Paul Offit, director of the Vaccine Education Center at Children’s Hospital of Philadelphia, had served for eight years on the FDA’s Vaccines and Related Biological Products Advisory Committee and had agreed to serve for two more. Then, he was informed by Health and Human Services that his services will no longer be required.
“They didn’t say why. They just said that I’m not on the committee anymore,” Offit told BioSpace on Tuesday. “Somebody at HHS, I guess, didn’t want me to be on the committee. I can’t understand why. I mean, could I be more laudatory to RFK, Jr.?”
All joking aside, Offit has made no secret of this fact that he is not Kennedy’s biggest fan. Of new FDA requirements announced in May that will require all new vaccines to be tested in placebo-controlled trials before they are approved, Offit told BioSpace, “It’s just anti-vaccine activism come to the policy side.”
Also in May, Offit wrote an open letter to Sen. Bill Cassidy (R-LA), chairman of the U.S. Senate Committee on Health, Education, Labor and Pensions, recommending that Kennedy step down as HHS Secretary. He reiterated that call on Tuesday.

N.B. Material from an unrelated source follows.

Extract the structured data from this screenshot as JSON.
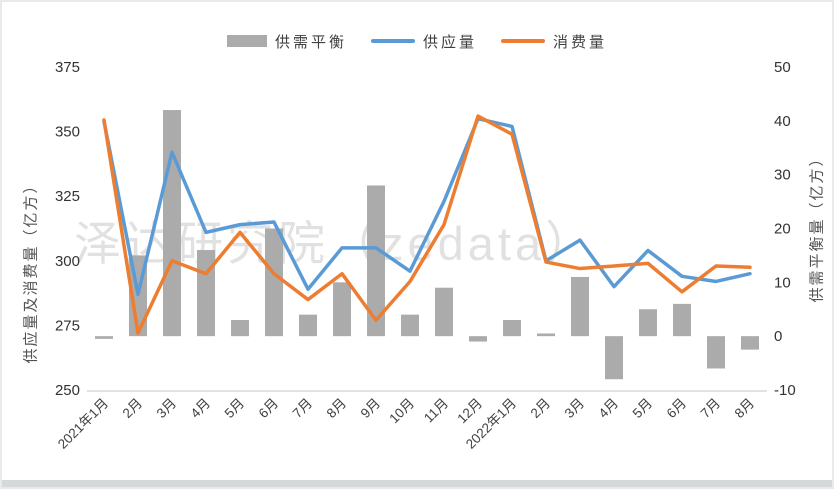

The “watershed moment” for Offit, he said, was when the measles epidemic broke out and “[Kennedy] goes on national television and says, ‘Measles vaccine kills people every year’—falsely. ‘Measles vaccine causes blindness. Measles vaccine causes deafness.’ Right there, he should have been fired.”

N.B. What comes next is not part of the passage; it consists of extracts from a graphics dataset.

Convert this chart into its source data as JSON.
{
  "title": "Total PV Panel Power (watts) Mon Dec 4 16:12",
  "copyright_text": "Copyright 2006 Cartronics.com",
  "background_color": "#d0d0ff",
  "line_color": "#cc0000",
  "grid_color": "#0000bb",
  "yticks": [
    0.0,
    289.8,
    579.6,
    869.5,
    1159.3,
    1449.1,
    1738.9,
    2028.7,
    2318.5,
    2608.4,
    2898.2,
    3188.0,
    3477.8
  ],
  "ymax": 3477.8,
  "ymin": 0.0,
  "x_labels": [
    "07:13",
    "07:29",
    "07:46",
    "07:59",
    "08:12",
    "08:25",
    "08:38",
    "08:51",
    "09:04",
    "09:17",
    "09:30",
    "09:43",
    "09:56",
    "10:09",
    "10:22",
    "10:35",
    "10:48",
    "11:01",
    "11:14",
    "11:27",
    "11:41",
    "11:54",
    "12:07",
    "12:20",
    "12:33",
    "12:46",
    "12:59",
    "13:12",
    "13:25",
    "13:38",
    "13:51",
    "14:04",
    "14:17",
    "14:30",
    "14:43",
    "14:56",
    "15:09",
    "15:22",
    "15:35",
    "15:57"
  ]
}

In an X post following Monarez’s firing last week—after just 28 days in the position and following her reported refusal to support rescinding certain approvals for COVID-19 vaccines—Cassidy said the move “will require oversight by the HELP Committee.”
But, according to Offit, the senior Republican senator from Louisiana is not doing enough. “He’s a United States Senator. He’s in a position of some power,” he said. Offit said that while he “appreciated” Cassidy standing up for the hepatitis B vaccine and recommending that the last Advisory Committee on Immunization Practices (ACIP) meeting in June be postponed after Kennedy purged all 17 members and replaced them with new members, some with anti-vaccine leanings, the nature of the senator’s efforts is insufficient. “He posts these things on X, and I can do that. He’s in a position of power. He should march into President [Donald] Trump’s office and say, ‘This is not the guy.’”

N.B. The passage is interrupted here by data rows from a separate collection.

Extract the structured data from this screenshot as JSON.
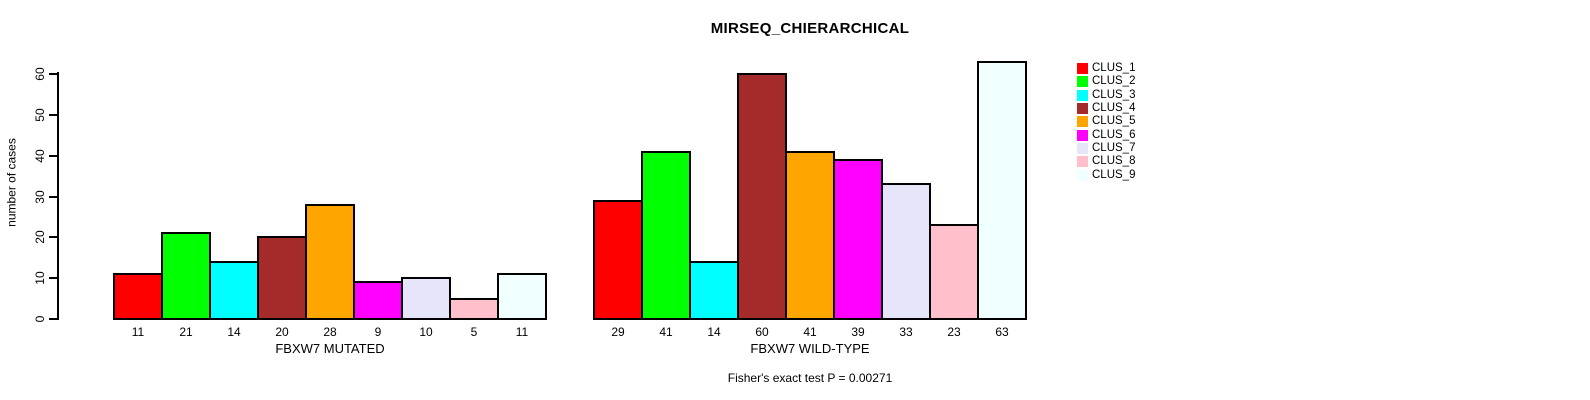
{
  "chart_data": {
    "type": "bar",
    "title": "MIRSEQ_CHIERARCHICAL",
    "ylabel": "number of cases",
    "ylim": [
      0,
      63
    ],
    "yticks": [
      0,
      10,
      20,
      30,
      40,
      50,
      60
    ],
    "grid": false,
    "legend_position": "right",
    "bar_border_color": "#000000",
    "categories": [
      "CLUS_1",
      "CLUS_2",
      "CLUS_3",
      "CLUS_4",
      "CLUS_5",
      "CLUS_6",
      "CLUS_7",
      "CLUS_8",
      "CLUS_9"
    ],
    "colors": [
      "#FF0000",
      "#00FF00",
      "#00FFFF",
      "#A52A2A",
      "#FFA500",
      "#FF00FF",
      "#E6E6FA",
      "#FFC0CB",
      "#F0FFFF"
    ],
    "groups": [
      {
        "xlabel": "FBXW7 MUTATED",
        "values": [
          11,
          21,
          14,
          20,
          28,
          9,
          10,
          5,
          11
        ]
      },
      {
        "xlabel": "FBXW7 WILD-TYPE",
        "values": [
          29,
          41,
          14,
          60,
          41,
          39,
          33,
          23,
          63
        ]
      }
    ],
    "annotation": "Fisher's exact test P = 0.00271",
    "bar_value_labels_shown": true
  }
}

Offit is not alone in his staunch criticism of and calls for Kennedy’s departure. Sen. Bernie Sanders (I-Vt.) recently implored the Secretary to resign. “It is absurd to have to say this in 2025, but vaccines are safe and effective. That, of course, is not just my view,” the Vermont senator added. “Far more important, it is the overwhelming consensus of the medical and scientific communities,” Sanders wrote in an op-ed published in the New York Times on Saturday.
And on Monday, nine former CDC directors or acting directors—including Rochelle Walensky, who served under President Joe Biden and William Roper, who served under President George H. W. Bush—published an editorial, also in the Times, laying out their case for why Kennedy “is endangering every American’s health.”
“What the health and human services secretary, Robert F. Kennedy Jr., has done to the C.D.C. and to our nation’s public health system over the past several months — culminating in his decision to fire Dr. Susan Monarez as C.D.C. director days ago — is unlike anything we had ever seen at the agency and unlike anything our country had ever experienced,” the group wrote.
Kennedy will face the Senate Finance Committee on Thursday, Sept. 4 for a hearing that was already being planned prior to the most recent events at the CDC. BioSpace will have live coverage of the hearing.